What to do with founder research
Look up every public paper, talk, or blog post the founders have published in the last 5 years. These reveal the technical bets they believe in. In the interview, you can say: "I read your 2023 talk on [topic] at [conference] — the approach you described to [specific thing] informed how I thought about [your own work]." This is extremely high signal.
Questions to ask stealth companies
"Can you tell me more about the technical problem you're focused on?" (They expect this — you're allowed to ask.) · "What made you decide to start this company now — what gap did you see that wasn't being addressed?" · "How are you thinking about the data infrastructure layer — is that something you're building or something you're buying?" · "What does the first 90 days look like for someone joining at this stage?"
How to frame your pitch
"Based on what I know about the founding team's background, I'm guessing you're in the [domain] space — that's where I've spent the last three years, and it's why I was excited to come in. Tell me if I'm wrong — I'm curious what you're actually building."
Stealth · Enterprise Fintech
Research approach for
Stealth Enterprise Fintech
What to research instead
Research the B2B fintech infrastructure landscape: payment rails (ACH, RTP, FedNow), bank-grade data reconciliation, ledger systems (Stripe Treasury, Bond, Modern Treasury), financial data compliance (SOX, PCI-DSS, Basel III). Read the Modern Treasury and Moov engineering blogs — they write publicly about the hard problems in this space. Understand what enterprise banks are bad at and where startups win.

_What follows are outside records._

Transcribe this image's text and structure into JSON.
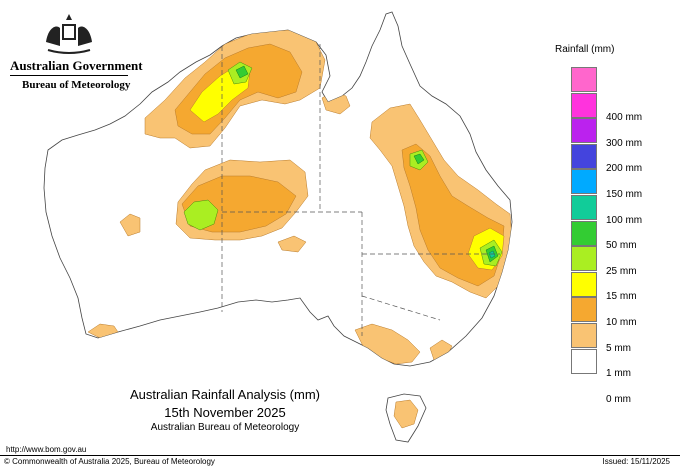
{
  "header": {
    "government": "Australian Government",
    "bureau": "Bureau of Meteorology"
  },
  "legend": {
    "title": "Rainfall (mm)",
    "items": [
      {
        "label": "",
        "color": "#ff66cc"
      },
      {
        "label": "400 mm",
        "color": "#ff33dd"
      },
      {
        "label": "300 mm",
        "color": "#bb22ee"
      },
      {
        "label": "200 mm",
        "color": "#4444dd"
      },
      {
        "label": "150 mm",
        "color": "#00aaff"
      },
      {
        "label": "100 mm",
        "color": "#11cc99"
      },
      {
        "label": "50 mm",
        "color": "#33cc33"
      },
      {
        "label": "25 mm",
        "color": "#aaee22"
      },
      {
        "label": "15 mm",
        "color": "#ffff00"
      },
      {
        "label": "10 mm",
        "color": "#f5a830"
      },
      {
        "label": "5 mm",
        "color": "#f9c373"
      },
      {
        "label": "1 mm",
        "color": "#ffffff"
      },
      {
        "label": "0 mm",
        "color": null
      }
    ]
  },
  "map": {
    "title": "Australian Rainfall Analysis (mm)",
    "date": "15th November 2025",
    "source": "Australian Bureau of Meteorology"
  },
  "footer": {
    "url": "http://www.bom.gov.au",
    "copyright": "© Commonwealth of Australia 2025, Bureau of Meteorology",
    "issued": "Issued: 15/11/2025"
  }
}
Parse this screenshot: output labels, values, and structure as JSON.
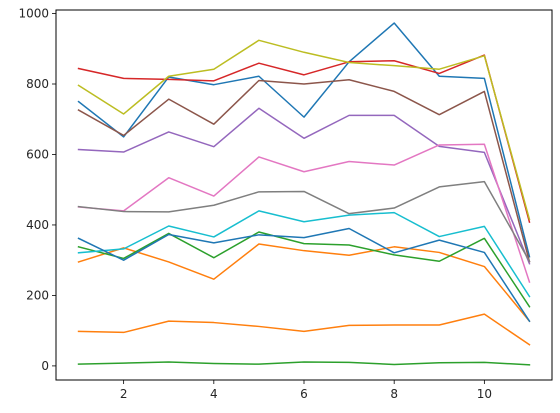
{
  "chart_data": {
    "type": "line",
    "title": "",
    "xlabel": "",
    "ylabel": "",
    "x": [
      1,
      2,
      3,
      4,
      5,
      6,
      7,
      8,
      9,
      10,
      11
    ],
    "xlim": [
      0.5,
      11.5
    ],
    "ylim": [
      -40,
      1010
    ],
    "xticks": [
      2,
      4,
      6,
      8,
      10
    ],
    "yticks": [
      0,
      200,
      400,
      600,
      800,
      1000
    ],
    "grid": false,
    "legend": "none",
    "series": [
      {
        "color": "#1f77b4",
        "values": [
          750,
          650,
          820,
          798,
          822,
          706,
          863,
          973,
          822,
          816,
          310
        ]
      },
      {
        "color": "#ff7f0e",
        "values": [
          295,
          335,
          295,
          246,
          346,
          327,
          314,
          338,
          322,
          282,
          127
        ]
      },
      {
        "color": "#2ca02c",
        "values": [
          338,
          305,
          376,
          307,
          380,
          347,
          343,
          315,
          297,
          362,
          168
        ]
      },
      {
        "color": "#d62728",
        "values": [
          844,
          816,
          813,
          809,
          859,
          826,
          863,
          866,
          830,
          882,
          408
        ]
      },
      {
        "color": "#9467bd",
        "values": [
          614,
          607,
          664,
          622,
          731,
          646,
          711,
          711,
          623,
          606,
          290
        ]
      },
      {
        "color": "#8c564b",
        "values": [
          726,
          654,
          757,
          686,
          810,
          800,
          812,
          779,
          713,
          779,
          296
        ]
      },
      {
        "color": "#e377c2",
        "values": [
          451,
          440,
          534,
          482,
          593,
          551,
          580,
          570,
          627,
          629,
          238
        ]
      },
      {
        "color": "#7f7f7f",
        "values": [
          452,
          438,
          437,
          456,
          494,
          495,
          432,
          448,
          508,
          523,
          297
        ]
      },
      {
        "color": "#bcbd22",
        "values": [
          796,
          715,
          822,
          842,
          924,
          890,
          861,
          852,
          842,
          880,
          416
        ]
      },
      {
        "color": "#17becf",
        "values": [
          321,
          332,
          397,
          366,
          440,
          409,
          428,
          435,
          367,
          396,
          197
        ]
      },
      {
        "color": "#1f77b4",
        "values": [
          362,
          300,
          373,
          349,
          372,
          364,
          390,
          321,
          357,
          322,
          127
        ]
      },
      {
        "color": "#ff7f0e",
        "values": [
          98,
          95,
          127,
          123,
          112,
          98,
          115,
          116,
          116,
          147,
          60
        ]
      },
      {
        "color": "#2ca02c",
        "values": [
          5,
          8,
          11,
          7,
          5,
          11,
          10,
          4,
          9,
          10,
          3
        ]
      }
    ]
  }
}
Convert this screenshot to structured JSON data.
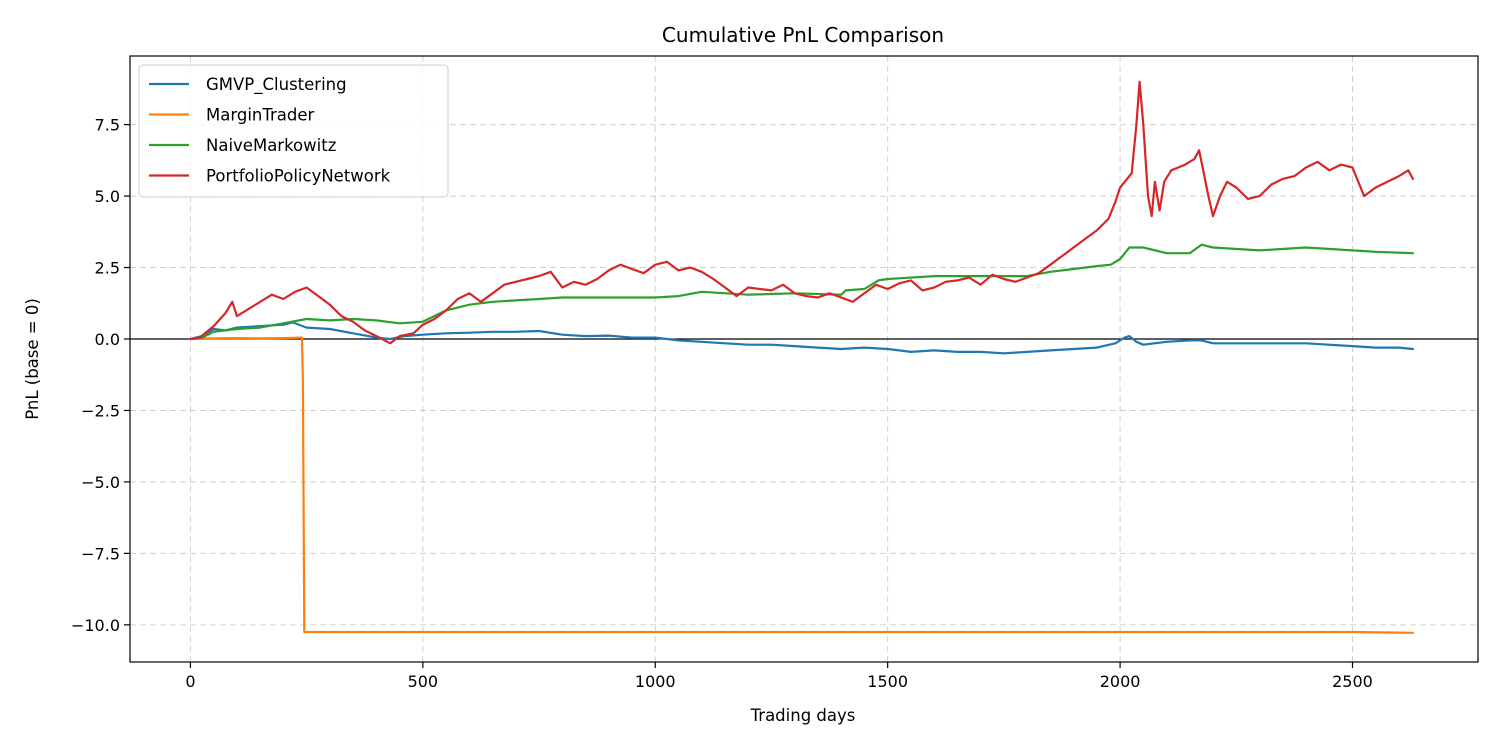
{
  "chart_data": {
    "type": "line",
    "title": "Cumulative PnL Comparison",
    "xlabel": "Trading days",
    "ylabel": "PnL (base = 0)",
    "xlim": [
      -130,
      2770
    ],
    "ylim": [
      -11.3,
      9.9
    ],
    "xticks": [
      0,
      500,
      1000,
      1500,
      2000,
      2500
    ],
    "xtick_labels": [
      "0",
      "500",
      "1000",
      "1500",
      "2000",
      "2500"
    ],
    "yticks": [
      7.5,
      5.0,
      2.5,
      0.0,
      -2.5,
      -5.0,
      -7.5,
      -10.0
    ],
    "ytick_labels": [
      "7.5",
      "5.0",
      "2.5",
      "0.0",
      "−2.5",
      "−5.0",
      "−7.5",
      "−10.0"
    ],
    "grid": true,
    "zero_line": true,
    "legend_position": "top-left",
    "series": [
      {
        "name": "GMVP_Clustering",
        "color": "#1f77b4",
        "points": [
          [
            0,
            0
          ],
          [
            25,
            0.1
          ],
          [
            50,
            0.35
          ],
          [
            75,
            0.3
          ],
          [
            100,
            0.4
          ],
          [
            150,
            0.45
          ],
          [
            200,
            0.5
          ],
          [
            220,
            0.58
          ],
          [
            250,
            0.4
          ],
          [
            300,
            0.35
          ],
          [
            350,
            0.2
          ],
          [
            400,
            0.05
          ],
          [
            430,
            0.0
          ],
          [
            460,
            0.1
          ],
          [
            500,
            0.15
          ],
          [
            550,
            0.2
          ],
          [
            600,
            0.22
          ],
          [
            650,
            0.25
          ],
          [
            700,
            0.25
          ],
          [
            750,
            0.28
          ],
          [
            800,
            0.15
          ],
          [
            850,
            0.1
          ],
          [
            900,
            0.12
          ],
          [
            950,
            0.05
          ],
          [
            1000,
            0.05
          ],
          [
            1050,
            -0.05
          ],
          [
            1100,
            -0.1
          ],
          [
            1150,
            -0.15
          ],
          [
            1200,
            -0.2
          ],
          [
            1250,
            -0.2
          ],
          [
            1300,
            -0.25
          ],
          [
            1350,
            -0.3
          ],
          [
            1400,
            -0.35
          ],
          [
            1450,
            -0.3
          ],
          [
            1500,
            -0.35
          ],
          [
            1550,
            -0.45
          ],
          [
            1600,
            -0.4
          ],
          [
            1650,
            -0.45
          ],
          [
            1700,
            -0.45
          ],
          [
            1750,
            -0.5
          ],
          [
            1800,
            -0.45
          ],
          [
            1850,
            -0.4
          ],
          [
            1900,
            -0.35
          ],
          [
            1950,
            -0.3
          ],
          [
            1990,
            -0.15
          ],
          [
            2010,
            0.05
          ],
          [
            2020,
            0.1
          ],
          [
            2035,
            -0.1
          ],
          [
            2050,
            -0.2
          ],
          [
            2100,
            -0.1
          ],
          [
            2150,
            -0.05
          ],
          [
            2175,
            -0.05
          ],
          [
            2200,
            -0.15
          ],
          [
            2300,
            -0.15
          ],
          [
            2400,
            -0.15
          ],
          [
            2500,
            -0.25
          ],
          [
            2550,
            -0.3
          ],
          [
            2600,
            -0.3
          ],
          [
            2630,
            -0.35
          ]
        ]
      },
      {
        "name": "MarginTrader",
        "color": "#ff7f0e",
        "points": [
          [
            0,
            0
          ],
          [
            50,
            0.02
          ],
          [
            100,
            0.03
          ],
          [
            150,
            0.02
          ],
          [
            200,
            0.03
          ],
          [
            240,
            0.05
          ],
          [
            242,
            -1.5
          ],
          [
            245,
            -10.25
          ],
          [
            300,
            -10.25
          ],
          [
            500,
            -10.25
          ],
          [
            1000,
            -10.25
          ],
          [
            1500,
            -10.25
          ],
          [
            2000,
            -10.25
          ],
          [
            2500,
            -10.25
          ],
          [
            2630,
            -10.28
          ]
        ]
      },
      {
        "name": "NaiveMarkowitz",
        "color": "#2ca02c",
        "points": [
          [
            0,
            0
          ],
          [
            25,
            0.05
          ],
          [
            50,
            0.25
          ],
          [
            100,
            0.35
          ],
          [
            150,
            0.4
          ],
          [
            200,
            0.55
          ],
          [
            250,
            0.7
          ],
          [
            300,
            0.65
          ],
          [
            350,
            0.7
          ],
          [
            400,
            0.65
          ],
          [
            450,
            0.55
          ],
          [
            500,
            0.6
          ],
          [
            550,
            1.0
          ],
          [
            600,
            1.2
          ],
          [
            650,
            1.3
          ],
          [
            700,
            1.35
          ],
          [
            750,
            1.4
          ],
          [
            800,
            1.45
          ],
          [
            900,
            1.45
          ],
          [
            1000,
            1.45
          ],
          [
            1050,
            1.5
          ],
          [
            1100,
            1.65
          ],
          [
            1200,
            1.55
          ],
          [
            1300,
            1.6
          ],
          [
            1400,
            1.55
          ],
          [
            1410,
            1.7
          ],
          [
            1450,
            1.75
          ],
          [
            1480,
            2.05
          ],
          [
            1500,
            2.1
          ],
          [
            1600,
            2.2
          ],
          [
            1700,
            2.2
          ],
          [
            1800,
            2.2
          ],
          [
            1850,
            2.35
          ],
          [
            1900,
            2.45
          ],
          [
            1950,
            2.55
          ],
          [
            1980,
            2.6
          ],
          [
            2000,
            2.8
          ],
          [
            2020,
            3.2
          ],
          [
            2050,
            3.2
          ],
          [
            2100,
            3.0
          ],
          [
            2150,
            3.0
          ],
          [
            2175,
            3.3
          ],
          [
            2200,
            3.2
          ],
          [
            2300,
            3.1
          ],
          [
            2400,
            3.2
          ],
          [
            2500,
            3.1
          ],
          [
            2550,
            3.05
          ],
          [
            2630,
            3.0
          ]
        ]
      },
      {
        "name": "PortfolioPolicyNetwork",
        "color": "#d62728",
        "points": [
          [
            0,
            0
          ],
          [
            20,
            0.05
          ],
          [
            50,
            0.45
          ],
          [
            75,
            0.9
          ],
          [
            90,
            1.3
          ],
          [
            100,
            0.8
          ],
          [
            120,
            1.0
          ],
          [
            150,
            1.3
          ],
          [
            175,
            1.55
          ],
          [
            200,
            1.4
          ],
          [
            225,
            1.65
          ],
          [
            250,
            1.8
          ],
          [
            275,
            1.5
          ],
          [
            300,
            1.2
          ],
          [
            325,
            0.8
          ],
          [
            350,
            0.6
          ],
          [
            375,
            0.3
          ],
          [
            400,
            0.1
          ],
          [
            430,
            -0.15
          ],
          [
            450,
            0.1
          ],
          [
            480,
            0.2
          ],
          [
            500,
            0.5
          ],
          [
            525,
            0.7
          ],
          [
            550,
            1.0
          ],
          [
            575,
            1.4
          ],
          [
            600,
            1.6
          ],
          [
            625,
            1.3
          ],
          [
            650,
            1.6
          ],
          [
            675,
            1.9
          ],
          [
            700,
            2.0
          ],
          [
            725,
            2.1
          ],
          [
            750,
            2.2
          ],
          [
            775,
            2.35
          ],
          [
            800,
            1.8
          ],
          [
            825,
            2.0
          ],
          [
            850,
            1.9
          ],
          [
            875,
            2.1
          ],
          [
            900,
            2.4
          ],
          [
            925,
            2.6
          ],
          [
            950,
            2.45
          ],
          [
            975,
            2.3
          ],
          [
            1000,
            2.6
          ],
          [
            1025,
            2.7
          ],
          [
            1050,
            2.4
          ],
          [
            1075,
            2.5
          ],
          [
            1100,
            2.35
          ],
          [
            1125,
            2.1
          ],
          [
            1150,
            1.8
          ],
          [
            1175,
            1.5
          ],
          [
            1200,
            1.8
          ],
          [
            1225,
            1.75
          ],
          [
            1250,
            1.7
          ],
          [
            1275,
            1.9
          ],
          [
            1300,
            1.6
          ],
          [
            1325,
            1.5
          ],
          [
            1350,
            1.45
          ],
          [
            1375,
            1.6
          ],
          [
            1400,
            1.45
          ],
          [
            1425,
            1.3
          ],
          [
            1450,
            1.6
          ],
          [
            1475,
            1.9
          ],
          [
            1500,
            1.75
          ],
          [
            1525,
            1.95
          ],
          [
            1550,
            2.05
          ],
          [
            1575,
            1.7
          ],
          [
            1600,
            1.8
          ],
          [
            1625,
            2.0
          ],
          [
            1650,
            2.05
          ],
          [
            1675,
            2.15
          ],
          [
            1700,
            1.9
          ],
          [
            1725,
            2.25
          ],
          [
            1750,
            2.1
          ],
          [
            1775,
            2.0
          ],
          [
            1800,
            2.15
          ],
          [
            1825,
            2.3
          ],
          [
            1850,
            2.6
          ],
          [
            1875,
            2.9
          ],
          [
            1900,
            3.2
          ],
          [
            1925,
            3.5
          ],
          [
            1950,
            3.8
          ],
          [
            1975,
            4.2
          ],
          [
            1990,
            4.8
          ],
          [
            2000,
            5.3
          ],
          [
            2015,
            5.6
          ],
          [
            2025,
            5.8
          ],
          [
            2035,
            7.5
          ],
          [
            2042,
            9.0
          ],
          [
            2050,
            7.5
          ],
          [
            2060,
            5.0
          ],
          [
            2068,
            4.3
          ],
          [
            2075,
            5.5
          ],
          [
            2085,
            4.5
          ],
          [
            2095,
            5.5
          ],
          [
            2110,
            5.9
          ],
          [
            2125,
            6.0
          ],
          [
            2140,
            6.1
          ],
          [
            2160,
            6.3
          ],
          [
            2170,
            6.6
          ],
          [
            2180,
            5.8
          ],
          [
            2190,
            5.0
          ],
          [
            2200,
            4.3
          ],
          [
            2215,
            5.0
          ],
          [
            2230,
            5.5
          ],
          [
            2250,
            5.3
          ],
          [
            2275,
            4.9
          ],
          [
            2300,
            5.0
          ],
          [
            2325,
            5.4
          ],
          [
            2350,
            5.6
          ],
          [
            2375,
            5.7
          ],
          [
            2400,
            6.0
          ],
          [
            2425,
            6.2
          ],
          [
            2450,
            5.9
          ],
          [
            2475,
            6.1
          ],
          [
            2500,
            6.0
          ],
          [
            2525,
            5.0
          ],
          [
            2550,
            5.3
          ],
          [
            2575,
            5.5
          ],
          [
            2600,
            5.7
          ],
          [
            2620,
            5.9
          ],
          [
            2630,
            5.6
          ]
        ]
      }
    ]
  }
}
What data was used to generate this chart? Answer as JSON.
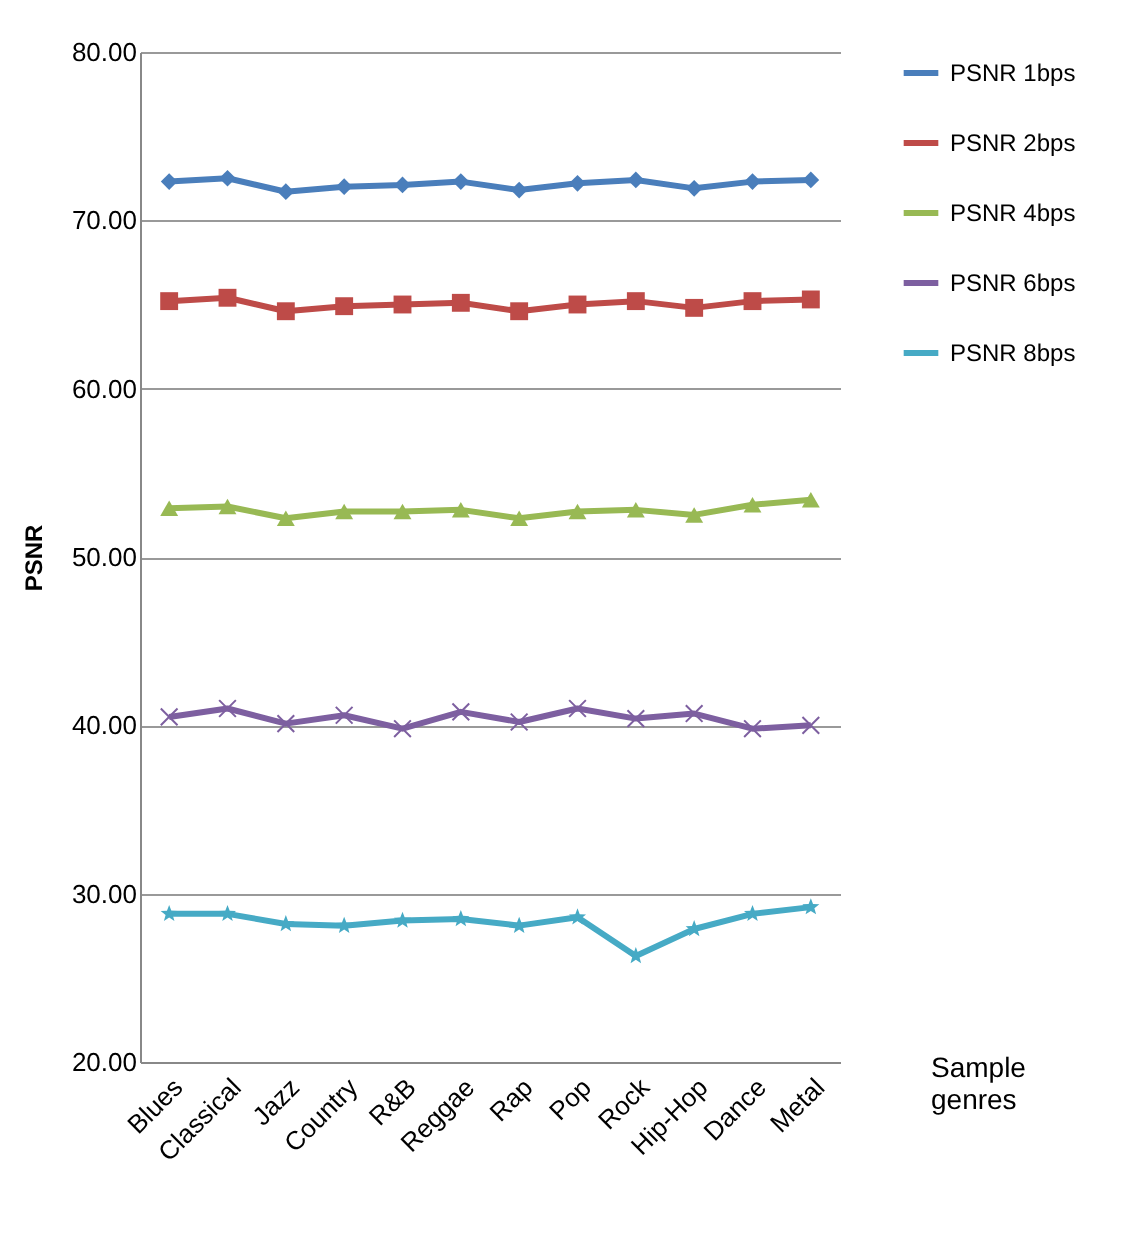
{
  "chart_data": {
    "type": "line",
    "xlabel": "Sample genres",
    "ylabel": "PSNR",
    "categories": [
      "Blues",
      "Classical",
      "Jazz",
      "Country",
      "R&B",
      "Reggae",
      "Rap",
      "Pop",
      "Rock",
      "Hip-Hop",
      "Dance",
      "Metal"
    ],
    "series": [
      {
        "name": "PSNR 1bps",
        "color": "#4a7ebb",
        "marker": "diamond",
        "values": [
          72.3,
          72.5,
          71.7,
          72.0,
          72.1,
          72.3,
          71.8,
          72.2,
          72.4,
          71.9,
          72.3,
          72.4
        ]
      },
      {
        "name": "PSNR 2bps",
        "color": "#be4b48",
        "marker": "square",
        "values": [
          65.2,
          65.4,
          64.6,
          64.9,
          65.0,
          65.1,
          64.6,
          65.0,
          65.2,
          64.8,
          65.2,
          65.3
        ]
      },
      {
        "name": "PSNR 4bps",
        "color": "#98b954",
        "marker": "triangle",
        "values": [
          52.9,
          53.0,
          52.3,
          52.7,
          52.7,
          52.8,
          52.3,
          52.7,
          52.8,
          52.5,
          53.1,
          53.4
        ]
      },
      {
        "name": "PSNR 6bps",
        "color": "#7d5fa0",
        "marker": "cross",
        "values": [
          40.5,
          41.0,
          40.1,
          40.6,
          39.8,
          40.8,
          40.2,
          41.0,
          40.4,
          40.7,
          39.8,
          40.0
        ]
      },
      {
        "name": "PSNR 8bps",
        "color": "#46aac5",
        "marker": "star",
        "values": [
          28.8,
          28.8,
          28.2,
          28.1,
          28.4,
          28.5,
          28.1,
          28.6,
          26.3,
          27.9,
          28.8,
          29.2
        ]
      }
    ],
    "ylim": [
      20,
      80
    ],
    "yticks": [
      {
        "value": 20,
        "label": "20.00"
      },
      {
        "value": 30,
        "label": "30.00"
      },
      {
        "value": 40,
        "label": "40.00"
      },
      {
        "value": 50,
        "label": "50.00"
      },
      {
        "value": 60,
        "label": "60.00"
      },
      {
        "value": 70,
        "label": "70.00"
      },
      {
        "value": 80,
        "label": "80.00"
      }
    ],
    "grid": "y",
    "legend": "right",
    "line_style": "solid"
  }
}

Domain problems worth understanding
Exactly-once semantics in financial transactions · Multi-currency reconciliation at scale · Compliance-grade audit trails (immutable, tamper-evident) · Real-time fraud detection with sub-100ms latency constraints · Regulatory reporting (SAR filings, Basel reporting) — the data pipelines behind these are complex and often poorly built.
How to frame your pitch
"I've spent my career in financial data infrastructure — reconciliation, compliance pipelines, fraud data. Whatever you're building in this space, the data problems are the ones I've been working on. I'm at a stage where I want to build the infrastructure from scratch rather than inherit someone else's decisions."
· · ·
How to use what you find
CONVERTING RESEARCH INTO SIGNAL
Research is useless if it stays in your notes. The goal is to weave it into the conversation naturally — not to recite facts, but to use what you've learned as a lens for your own experience.
| When | How to use it |
| In your elevator pitch |
Use one specific company technical detail in your "why this company" beat. One specific thing. Not a list. |
| In technical answers |
Connect their system to your work: "That's similar to what [their system name] solves — in my case…" |
| In behavioral answers |
Frame impact in terms they understand: "I was solving a freshness problem — similar to what I understand Scuba handles at Meta but at a smaller scale." |
| At the end (your questions) |
Ask about something specific from the blog posts. "I read your post on [X] — how has that evolved since publication?" |
The most powerful move: Form a technical opinion about something you've read and share it. "I read the Minerva post and I agreed with the decision to enforce consistency at the semantic layer — but I wondered about the performance cost of on-the-fly metric computation vs. pre-aggregation. How do you handle that at your query volume?" An informed question is better than a flattering statement.